Por outro lado, um rearranjo no calendário de semeadura aliviaria o problema de acesso aos fertilizantes, já que a paralisação dos servidores do Ministério da Agricultura e da Agência Nacional de Vigilância Sanitária (Anvisa) atrapalhou o desembarque de insumos nos portos do país. “Seria frustrante que a chuva começasse e o produtor não tivesse fertilizantes”, diz Latorraca.

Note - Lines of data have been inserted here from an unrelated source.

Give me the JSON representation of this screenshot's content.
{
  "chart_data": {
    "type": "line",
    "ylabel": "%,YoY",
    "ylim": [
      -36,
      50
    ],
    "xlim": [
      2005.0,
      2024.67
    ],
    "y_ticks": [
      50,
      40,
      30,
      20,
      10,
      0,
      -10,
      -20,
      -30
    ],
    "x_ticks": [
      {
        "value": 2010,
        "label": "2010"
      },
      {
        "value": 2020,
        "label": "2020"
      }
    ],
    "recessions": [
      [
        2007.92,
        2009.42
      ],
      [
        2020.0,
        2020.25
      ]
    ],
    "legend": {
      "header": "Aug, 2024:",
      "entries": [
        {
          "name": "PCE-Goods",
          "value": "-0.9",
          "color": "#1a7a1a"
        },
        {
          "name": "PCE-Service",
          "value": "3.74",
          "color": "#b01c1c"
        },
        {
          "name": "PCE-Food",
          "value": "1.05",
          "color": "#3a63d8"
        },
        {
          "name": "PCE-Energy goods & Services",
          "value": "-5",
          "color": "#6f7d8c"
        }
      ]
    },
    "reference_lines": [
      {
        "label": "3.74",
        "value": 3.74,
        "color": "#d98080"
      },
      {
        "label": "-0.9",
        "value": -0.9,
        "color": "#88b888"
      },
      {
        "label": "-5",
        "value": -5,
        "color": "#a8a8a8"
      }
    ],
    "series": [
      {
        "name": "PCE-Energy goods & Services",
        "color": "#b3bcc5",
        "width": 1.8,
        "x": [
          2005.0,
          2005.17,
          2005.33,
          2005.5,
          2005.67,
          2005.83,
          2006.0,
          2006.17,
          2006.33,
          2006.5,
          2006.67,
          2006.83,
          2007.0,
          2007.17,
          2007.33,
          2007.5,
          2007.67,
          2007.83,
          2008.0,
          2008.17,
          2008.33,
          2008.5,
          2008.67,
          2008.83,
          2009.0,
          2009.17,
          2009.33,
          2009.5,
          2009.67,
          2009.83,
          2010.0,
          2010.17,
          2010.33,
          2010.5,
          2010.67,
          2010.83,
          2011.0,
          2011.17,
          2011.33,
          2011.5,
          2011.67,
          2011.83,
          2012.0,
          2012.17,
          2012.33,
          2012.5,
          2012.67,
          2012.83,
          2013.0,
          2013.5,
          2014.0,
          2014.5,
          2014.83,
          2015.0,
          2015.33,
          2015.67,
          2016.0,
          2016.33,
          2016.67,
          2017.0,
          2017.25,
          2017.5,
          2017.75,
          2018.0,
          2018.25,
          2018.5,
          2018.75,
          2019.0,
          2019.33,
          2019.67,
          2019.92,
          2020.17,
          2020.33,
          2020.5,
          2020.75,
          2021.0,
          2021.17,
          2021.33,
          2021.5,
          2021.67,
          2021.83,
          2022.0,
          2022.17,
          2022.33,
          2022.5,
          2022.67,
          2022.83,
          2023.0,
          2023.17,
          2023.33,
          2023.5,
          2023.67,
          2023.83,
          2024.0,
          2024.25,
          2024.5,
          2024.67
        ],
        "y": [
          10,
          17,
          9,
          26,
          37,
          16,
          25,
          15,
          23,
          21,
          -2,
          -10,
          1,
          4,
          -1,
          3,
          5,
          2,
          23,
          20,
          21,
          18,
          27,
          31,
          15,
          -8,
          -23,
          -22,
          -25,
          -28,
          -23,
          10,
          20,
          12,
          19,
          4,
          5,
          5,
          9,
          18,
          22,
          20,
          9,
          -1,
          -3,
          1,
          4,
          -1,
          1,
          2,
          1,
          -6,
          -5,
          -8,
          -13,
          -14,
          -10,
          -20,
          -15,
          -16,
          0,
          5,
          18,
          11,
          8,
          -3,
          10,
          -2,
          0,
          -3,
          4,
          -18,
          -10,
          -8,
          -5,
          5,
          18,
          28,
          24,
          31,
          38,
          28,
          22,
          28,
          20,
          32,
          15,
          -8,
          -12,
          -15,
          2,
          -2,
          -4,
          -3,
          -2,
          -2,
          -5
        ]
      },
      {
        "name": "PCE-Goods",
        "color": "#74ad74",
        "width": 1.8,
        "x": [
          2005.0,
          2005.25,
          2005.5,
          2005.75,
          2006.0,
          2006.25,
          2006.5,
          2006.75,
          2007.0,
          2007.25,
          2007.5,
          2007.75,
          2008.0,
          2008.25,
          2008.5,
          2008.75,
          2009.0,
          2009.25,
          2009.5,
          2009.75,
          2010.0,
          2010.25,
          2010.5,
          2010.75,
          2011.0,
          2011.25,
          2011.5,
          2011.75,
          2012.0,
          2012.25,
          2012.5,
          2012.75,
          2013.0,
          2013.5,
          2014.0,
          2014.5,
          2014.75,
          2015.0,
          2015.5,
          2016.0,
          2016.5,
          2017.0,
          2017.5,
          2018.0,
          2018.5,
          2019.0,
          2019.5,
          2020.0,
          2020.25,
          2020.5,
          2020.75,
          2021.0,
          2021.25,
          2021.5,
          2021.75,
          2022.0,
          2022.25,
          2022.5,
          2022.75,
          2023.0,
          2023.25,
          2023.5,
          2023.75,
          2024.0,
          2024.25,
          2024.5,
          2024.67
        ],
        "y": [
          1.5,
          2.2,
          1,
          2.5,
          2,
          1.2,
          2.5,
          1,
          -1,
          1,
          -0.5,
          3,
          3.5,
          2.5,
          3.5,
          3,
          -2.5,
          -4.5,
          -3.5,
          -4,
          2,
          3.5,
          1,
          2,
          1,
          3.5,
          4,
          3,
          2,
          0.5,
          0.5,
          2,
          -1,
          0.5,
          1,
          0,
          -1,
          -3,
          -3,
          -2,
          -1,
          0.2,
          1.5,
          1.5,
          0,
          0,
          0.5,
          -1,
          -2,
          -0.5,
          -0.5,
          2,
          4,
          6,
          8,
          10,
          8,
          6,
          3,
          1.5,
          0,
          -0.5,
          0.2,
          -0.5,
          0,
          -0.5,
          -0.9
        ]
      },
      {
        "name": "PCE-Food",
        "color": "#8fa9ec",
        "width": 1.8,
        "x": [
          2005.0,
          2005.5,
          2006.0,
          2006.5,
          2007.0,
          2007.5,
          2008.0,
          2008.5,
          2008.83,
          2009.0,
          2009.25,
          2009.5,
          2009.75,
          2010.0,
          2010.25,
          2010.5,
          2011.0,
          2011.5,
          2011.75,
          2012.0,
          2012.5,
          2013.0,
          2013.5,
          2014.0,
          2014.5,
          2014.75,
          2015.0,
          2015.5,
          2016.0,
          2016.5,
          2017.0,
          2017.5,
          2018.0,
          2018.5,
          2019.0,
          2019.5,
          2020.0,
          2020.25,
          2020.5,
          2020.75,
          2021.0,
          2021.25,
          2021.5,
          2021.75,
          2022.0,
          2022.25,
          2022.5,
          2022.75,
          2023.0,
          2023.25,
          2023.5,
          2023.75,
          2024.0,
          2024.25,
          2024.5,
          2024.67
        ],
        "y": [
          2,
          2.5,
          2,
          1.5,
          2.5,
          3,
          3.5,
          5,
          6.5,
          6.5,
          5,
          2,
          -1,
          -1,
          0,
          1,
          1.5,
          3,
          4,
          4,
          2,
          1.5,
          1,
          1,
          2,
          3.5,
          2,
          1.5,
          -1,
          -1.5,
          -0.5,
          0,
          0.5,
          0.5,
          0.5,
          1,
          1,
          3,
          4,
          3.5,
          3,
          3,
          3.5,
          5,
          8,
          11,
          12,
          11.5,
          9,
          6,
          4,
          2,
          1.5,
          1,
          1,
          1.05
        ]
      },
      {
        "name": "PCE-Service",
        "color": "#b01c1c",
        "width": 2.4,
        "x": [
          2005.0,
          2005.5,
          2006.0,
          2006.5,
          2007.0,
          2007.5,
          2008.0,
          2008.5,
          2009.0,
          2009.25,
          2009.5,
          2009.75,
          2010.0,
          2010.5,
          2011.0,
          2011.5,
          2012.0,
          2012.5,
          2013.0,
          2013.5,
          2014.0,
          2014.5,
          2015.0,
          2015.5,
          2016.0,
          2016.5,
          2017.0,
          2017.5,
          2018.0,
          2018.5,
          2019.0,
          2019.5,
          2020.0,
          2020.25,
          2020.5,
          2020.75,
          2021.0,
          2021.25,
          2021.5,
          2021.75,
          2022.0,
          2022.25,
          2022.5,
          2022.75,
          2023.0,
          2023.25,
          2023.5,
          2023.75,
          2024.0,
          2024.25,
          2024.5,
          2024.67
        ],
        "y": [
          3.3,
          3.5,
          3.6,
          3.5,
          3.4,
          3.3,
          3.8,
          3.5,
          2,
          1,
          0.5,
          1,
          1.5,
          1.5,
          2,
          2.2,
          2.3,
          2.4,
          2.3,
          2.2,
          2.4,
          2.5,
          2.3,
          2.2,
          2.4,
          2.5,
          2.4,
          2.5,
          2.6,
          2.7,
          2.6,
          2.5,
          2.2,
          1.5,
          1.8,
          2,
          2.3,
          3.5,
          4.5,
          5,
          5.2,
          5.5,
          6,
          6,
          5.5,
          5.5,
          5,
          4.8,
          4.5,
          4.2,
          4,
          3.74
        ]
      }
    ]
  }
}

Protelar o plantio da soja também ampliaria o tempo disponível para o controle da ferrugem. Vistorias feitas na entressafra pela Associação dos Produtores de Soja do Estado de Mato Grosso (Aprosoja) indicam que grande parte das plantas que nascem voluntariamente nas margens de rodovias e nos pátios de empresas compradoras estão infectadas com o fungo, que causa perda de produtividade. “O risco de nascer soja com ferrugem é alto este ano, porque a doença se espalha com o vento. Por isso, é importante destruir essas plantas antes do início do plantio comercial”, alerta Luiz Nery Ribas, gerente técnico da entidade.
O fato é que a preocupação com o menor volume de produção em Mato Grosso entra em cena em um ano marcado por um nível inédito de vendas antecipadas (58,6% da safra já foi comercializada) e preços extraordinários. Os contratos com entrega em março estão sendo fechados a US$ 28 (R$ 57,12) por saca para a soja convencional e US$ 27 (R$ 55,08) para a transgênica. Na mesma época do ano passado, os preços não passavam de US$ 23 (R$ 36,80, considerando que o dólar estava em R$ 1,60) e US$ 22 (R$ 35,20), respectivamente. Os valores estão acima, inclusive, das cotações recordes da oleaginosa na bolsa de Chicago. Ontem, os papéis para novembro (que ocupam a segunda posição de entrega, normalmente a de maior liquidez) fecharam a US$ 17,4750 por bushel, em queda de 20,75 centavos ou 1,16%.
De acordo com a Somar, no Paraná, outro importante produtor de soja, as chuvas devem ter início ainda na segunda quinzena de setembro – portanto, antes de Mato Grosso. No Centro-Oeste, depois de atrasarem, as precipitações devem registrar um volume 20% acima da média entre outubro e dezembro. “Mas o El Niño perderá bastante força no início de 2013 e devemos voltar a ter chuvas menos intensas”, afirma Tatiane.